RIM said it would support lawful police access while preserving the legitimate information security needs of corporations and other organizations in India.
The firm said the forum would work with the government to develop policies and processes that prevented the misuse of strong encryption technologies while preserving its "many societal benefits".
RIM said strong encryption would become more essential as the Indian economy developed. Banning it now would "severely limit" the effectiveness and productivity of India's corporations, it said.
The mobile supplier said other governments were finding ways to live with strong encryption. The only way forward was to work together, it said.
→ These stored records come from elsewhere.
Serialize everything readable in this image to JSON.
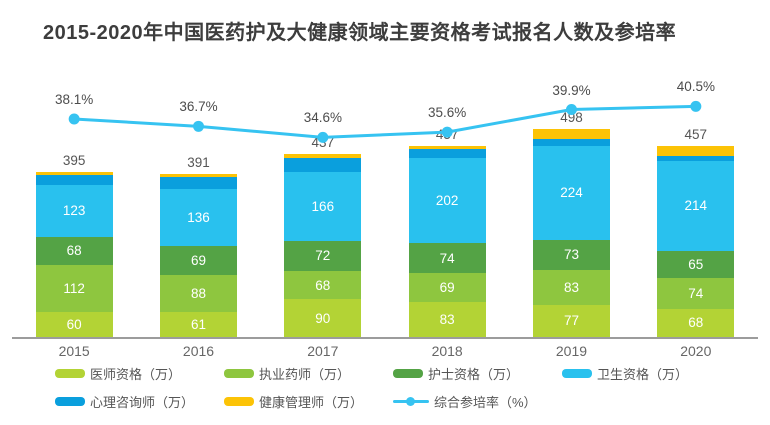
{
  "title": "2015-2020年中国医药护及大健康领域主要资格考试报名人数及参培率",
  "colors": {
    "physician": "#b3d335",
    "pharmacist": "#8ec63f",
    "nurse": "#54a345",
    "health_qualification": "#29c1ee",
    "counselor": "#0a9fdd",
    "health_manager": "#fcc306",
    "trend_line": "#36c3f1",
    "title_text": "#3d3d3d",
    "axis_line": "#9c9c9c",
    "label_gray": "#555555"
  },
  "chart_data": {
    "type": "bar",
    "subtype": "stacked-bar-with-line",
    "title": "2015-2020年中国医药护及大健康领域主要资格考试报名人数及参培率",
    "categories": [
      "2015",
      "2016",
      "2017",
      "2018",
      "2019",
      "2020"
    ],
    "series": [
      {
        "key": "physician",
        "name": "医师资格（万）",
        "color": "#b3d335",
        "value_labels_visible": true,
        "estimated": false,
        "values": [
          60,
          61,
          90,
          83,
          77,
          68
        ]
      },
      {
        "key": "pharmacist",
        "name": "执业药师（万）",
        "color": "#8ec63f",
        "value_labels_visible": true,
        "estimated": false,
        "values": [
          112,
          88,
          68,
          69,
          83,
          74
        ]
      },
      {
        "key": "nurse",
        "name": "护士资格（万）",
        "color": "#54a345",
        "value_labels_visible": true,
        "estimated": false,
        "values": [
          68,
          69,
          72,
          74,
          73,
          65
        ]
      },
      {
        "key": "health_qualification",
        "name": "卫生资格（万）",
        "color": "#29c1ee",
        "value_labels_visible": true,
        "estimated": false,
        "values": [
          123,
          136,
          166,
          202,
          224,
          214
        ]
      },
      {
        "key": "counselor",
        "name": "心理咨询师（万）",
        "color": "#0a9fdd",
        "value_labels_visible": false,
        "estimated": true,
        "values": [
          25,
          29,
          32,
          22,
          16,
          12
        ]
      },
      {
        "key": "health_manager",
        "name": "健康管理师（万）",
        "color": "#fcc306",
        "value_labels_visible": false,
        "estimated": true,
        "values": [
          7,
          8,
          9,
          7,
          25,
          24
        ]
      }
    ],
    "totals": [
      395,
      391,
      437,
      457,
      498,
      457
    ],
    "line_series": {
      "name": "综合参培率（%）",
      "color": "#36c3f1",
      "values": [
        38.1,
        36.7,
        34.6,
        35.6,
        39.9,
        40.5
      ],
      "labels": [
        "38.1%",
        "36.7%",
        "34.6%",
        "35.6%",
        "39.9%",
        "40.5%"
      ]
    },
    "ylabel": "",
    "xlabel": "",
    "grid": false,
    "legend_position": "bottom"
  },
  "legend": {
    "items": [
      {
        "type": "swatch",
        "key": "physician",
        "label": "医师资格（万）",
        "color": "#b3d335"
      },
      {
        "type": "swatch",
        "key": "pharmacist",
        "label": "执业药师（万）",
        "color": "#8ec63f"
      },
      {
        "type": "swatch",
        "key": "nurse",
        "label": "护士资格（万）",
        "color": "#54a345"
      },
      {
        "type": "swatch",
        "key": "health_qualification",
        "label": "卫生资格（万）",
        "color": "#29c1ee"
      },
      {
        "type": "swatch",
        "key": "counselor",
        "label": "心理咨询师（万）",
        "color": "#0a9fdd"
      },
      {
        "type": "swatch",
        "key": "health_manager",
        "label": "健康管理师（万）",
        "color": "#fcc306"
      },
      {
        "type": "line",
        "key": "trend",
        "label": "综合参培率（%）",
        "color": "#36c3f1"
      }
    ]
  }
}
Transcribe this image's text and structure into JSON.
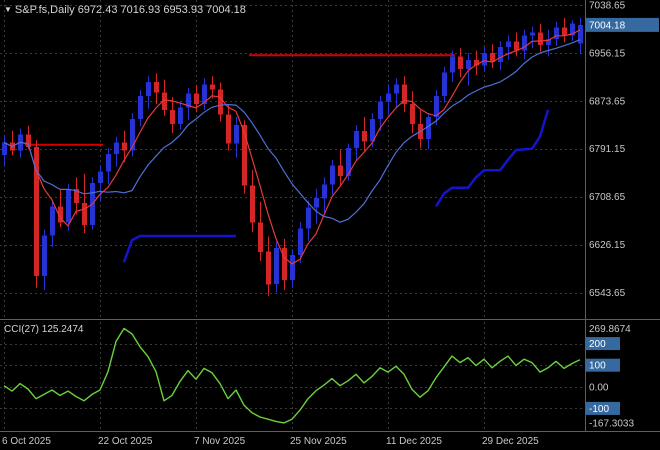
{
  "header": {
    "collapse_icon": "▼",
    "symbol_line": "S&P.fs,Daily 6972.43 7016.93 6953.93 7004.18"
  },
  "indicator_header": {
    "label": "CCI(27) 125.2474"
  },
  "colors": {
    "background": "#000000",
    "grid": "#3a3a3a",
    "axis_text": "#c8c8c8",
    "separator": "#5e5e5e",
    "tag_bg": "#35699f",
    "tag_text": "#ffffff"
  },
  "price_axis": {
    "levels": [
      {
        "label": "7038.65",
        "value": 7038.65
      },
      {
        "label": "6956.15",
        "value": 6956.15
      },
      {
        "label": "6873.65",
        "value": 6873.65
      },
      {
        "label": "6791.15",
        "value": 6791.15
      },
      {
        "label": "6708.65",
        "value": 6708.65
      },
      {
        "label": "6626.15",
        "value": 6626.15
      },
      {
        "label": "6543.65",
        "value": 6543.65
      }
    ],
    "current": {
      "label": "7004.18",
      "value": 7004.18
    }
  },
  "time_axis": {
    "ticks": [
      {
        "i": 0,
        "label": "6 Oct 2025"
      },
      {
        "i": 12,
        "label": "22 Oct 2025"
      },
      {
        "i": 24,
        "label": "7 Nov 2025"
      },
      {
        "i": 36,
        "label": "25 Nov 2025"
      },
      {
        "i": 48,
        "label": "11 Dec 2025"
      },
      {
        "i": 60,
        "label": "29 Dec 2025"
      }
    ]
  },
  "cci_axis": {
    "max_label": "269.8674",
    "max_value": 269.8674,
    "zero_label": "0.00",
    "zero_value": 0,
    "min_label": "-167.3033",
    "min_value": -167.3033,
    "tags": [
      {
        "label": "200",
        "value": 200
      },
      {
        "label": "100",
        "value": 100
      },
      {
        "label": "-100",
        "value": -100
      }
    ]
  },
  "chart_data": {
    "type": "candlestick",
    "title": "S&P.fs Daily candlestick chart with CCI(27) indicator panel",
    "symbol": "S&P.fs",
    "timeframe": "Daily",
    "last_bar_ohlc": {
      "open": 6972.43,
      "high": 7016.93,
      "low": 6953.93,
      "close": 7004.18
    },
    "price_range": [
      6500,
      7047
    ],
    "candle_spacing_px": 8,
    "colors": {
      "up": "#2632d4",
      "down": "#d42626"
    },
    "candles": [
      [
        6780,
        6815,
        6762,
        6802
      ],
      [
        6802,
        6822,
        6780,
        6788
      ],
      [
        6788,
        6826,
        6776,
        6816
      ],
      [
        6816,
        6831,
        6790,
        6794
      ],
      [
        6794,
        6806,
        6552,
        6572
      ],
      [
        6572,
        6652,
        6548,
        6642
      ],
      [
        6642,
        6702,
        6622,
        6692
      ],
      [
        6692,
        6722,
        6656,
        6664
      ],
      [
        6664,
        6730,
        6650,
        6722
      ],
      [
        6722,
        6742,
        6678,
        6698
      ],
      [
        6698,
        6748,
        6646,
        6660
      ],
      [
        6660,
        6742,
        6652,
        6732
      ],
      [
        6732,
        6762,
        6702,
        6752
      ],
      [
        6752,
        6792,
        6730,
        6782
      ],
      [
        6782,
        6812,
        6760,
        6802
      ],
      [
        6802,
        6822,
        6768,
        6788
      ],
      [
        6788,
        6852,
        6778,
        6842
      ],
      [
        6842,
        6892,
        6830,
        6882
      ],
      [
        6882,
        6916,
        6860,
        6906
      ],
      [
        6906,
        6921,
        6868,
        6888
      ],
      [
        6888,
        6910,
        6848,
        6858
      ],
      [
        6858,
        6880,
        6818,
        6834
      ],
      [
        6834,
        6872,
        6824,
        6862
      ],
      [
        6862,
        6896,
        6840,
        6886
      ],
      [
        6886,
        6901,
        6854,
        6868
      ],
      [
        6868,
        6912,
        6858,
        6902
      ],
      [
        6902,
        6916,
        6878,
        6893
      ],
      [
        6893,
        6905,
        6838,
        6850
      ],
      [
        6850,
        6866,
        6788,
        6800
      ],
      [
        6800,
        6846,
        6776,
        6832
      ],
      [
        6832,
        6840,
        6714,
        6728
      ],
      [
        6728,
        6754,
        6648,
        6664
      ],
      [
        6664,
        6700,
        6598,
        6614
      ],
      [
        6614,
        6640,
        6538,
        6558
      ],
      [
        6558,
        6632,
        6544,
        6620
      ],
      [
        6620,
        6636,
        6548,
        6565
      ],
      [
        6565,
        6618,
        6552,
        6608
      ],
      [
        6608,
        6665,
        6594,
        6654
      ],
      [
        6654,
        6702,
        6632,
        6690
      ],
      [
        6690,
        6722,
        6662,
        6706
      ],
      [
        6706,
        6742,
        6680,
        6730
      ],
      [
        6730,
        6772,
        6712,
        6762
      ],
      [
        6762,
        6790,
        6728,
        6744
      ],
      [
        6744,
        6800,
        6736,
        6792
      ],
      [
        6792,
        6832,
        6772,
        6822
      ],
      [
        6822,
        6846,
        6788,
        6804
      ],
      [
        6804,
        6852,
        6794,
        6842
      ],
      [
        6842,
        6882,
        6822,
        6872
      ],
      [
        6872,
        6902,
        6850,
        6886
      ],
      [
        6886,
        6912,
        6862,
        6902
      ],
      [
        6902,
        6916,
        6854,
        6868
      ],
      [
        6868,
        6890,
        6818,
        6834
      ],
      [
        6834,
        6858,
        6792,
        6808
      ],
      [
        6808,
        6852,
        6790,
        6846
      ],
      [
        6846,
        6892,
        6832,
        6882
      ],
      [
        6882,
        6932,
        6870,
        6922
      ],
      [
        6922,
        6960,
        6906,
        6950
      ],
      [
        6950,
        6964,
        6914,
        6928
      ],
      [
        6928,
        6956,
        6900,
        6944
      ],
      [
        6944,
        6960,
        6918,
        6934
      ],
      [
        6934,
        6966,
        6924,
        6956
      ],
      [
        6956,
        6971,
        6930,
        6940
      ],
      [
        6940,
        6976,
        6926,
        6966
      ],
      [
        6966,
        6986,
        6944,
        6976
      ],
      [
        6976,
        6991,
        6950,
        6960
      ],
      [
        6960,
        6996,
        6945,
        6986
      ],
      [
        6986,
        7001,
        6964,
        6991
      ],
      [
        6991,
        7006,
        6958,
        6970
      ],
      [
        6970,
        6996,
        6950,
        6980
      ],
      [
        6980,
        7010,
        6968,
        7000
      ],
      [
        7000,
        7016,
        6974,
        6986
      ],
      [
        6986,
        7012,
        6977,
        7007
      ],
      [
        6972.43,
        7016.93,
        6953.93,
        7004.18
      ]
    ],
    "overlays": [
      {
        "name": "ma-fast-red",
        "type": "sma",
        "period": 5,
        "color": "#e23b3b"
      },
      {
        "name": "ma-slow-blue",
        "type": "sma",
        "period": 13,
        "color": "#4e6fd6"
      }
    ],
    "objects": [
      {
        "type": "hline-segment",
        "price": 6798,
        "from": 3,
        "to": 12,
        "color": "#d40000"
      },
      {
        "type": "hline-segment",
        "price": 6952,
        "from": 31,
        "to": 56,
        "color": "#d40000"
      },
      {
        "type": "polyline",
        "color": "#1414cd",
        "width": 2.5,
        "points": [
          [
            15,
            6596
          ],
          [
            16,
            6634
          ],
          [
            17,
            6641
          ],
          [
            29,
            6641
          ]
        ]
      },
      {
        "type": "polyline",
        "color": "#1414cd",
        "width": 2.5,
        "points": [
          [
            54,
            6692
          ],
          [
            55,
            6714
          ],
          [
            56,
            6724
          ],
          [
            58,
            6724
          ],
          [
            59,
            6742
          ],
          [
            60,
            6754
          ],
          [
            62,
            6754
          ],
          [
            63,
            6772
          ],
          [
            64,
            6789
          ],
          [
            66,
            6791
          ],
          [
            67,
            6812
          ],
          [
            68,
            6858
          ]
        ]
      }
    ],
    "indicator": {
      "name": "CCI",
      "period": 27,
      "current_value": 125.2474,
      "range": [
        300,
        -200
      ],
      "levels": [
        200,
        100,
        0,
        -100
      ],
      "color": "#6ad13d",
      "series": [
        5,
        -20,
        15,
        -10,
        -55,
        -35,
        -15,
        -40,
        -20,
        -45,
        -65,
        -35,
        -15,
        70,
        210,
        269.8674,
        245,
        185,
        140,
        70,
        -65,
        -40,
        25,
        75,
        35,
        85,
        65,
        15,
        -55,
        -15,
        -85,
        -120,
        -140,
        -150,
        -160,
        -167.3033,
        -150,
        -108,
        -55,
        -18,
        8,
        38,
        5,
        28,
        58,
        18,
        48,
        88,
        68,
        95,
        58,
        -12,
        -48,
        -18,
        42,
        92,
        142,
        112,
        135,
        98,
        128,
        88,
        118,
        142,
        98,
        128,
        112,
        68,
        88,
        118,
        85,
        108,
        125.2474
      ]
    }
  }
}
"The use of strong encryption in wireless technology is not unique to the BlackBerry platform. It is unquestionably an industry wide matter," RIM said in a statement.
It said strong encryption was "mandatory" for all enterprise-class wireless email services. It was also a basic commercial requirement for any country to attract and maintain international business.
"Similarly strong encryption is currently used pervasively in traditional VPNs (virtual private networks) on both wired and wireless networks. Singling out and banning one solution, such as BlackBerry, would be ineffective and counter-productive," it said.
RIM said banning BlackBerry would be ineffective and counter-productive because there were plenty of alternatives bad guys could use. The company said the discussions had been coloured by several misperceptions. The first was that RIM had the keys or back-door access to decode or decrypt the encrypted data that flows through the BlackBerry enterprise servers.
The BlackBerry enterprise security architecture was purposely designed to exclude these, it said. "RIM would simply be unable to accommodate any request for a copy of a customer's encryption key since at no time does RIM ever possess a copy of the key," it said.
It said the BlackBerry architecture was independent of location, so locating BlackBerry servers in India would not help the government to access their content.
RIM denied it had given some governments access to BlackBerry data flows. "RIM does not disclose confidential regulatory discussions that take place with any government, [but] assures both its customers in India and the government of India that [it] maintains a consistent global standard for lawful access requirements that does not include special deals for specific countries," it said.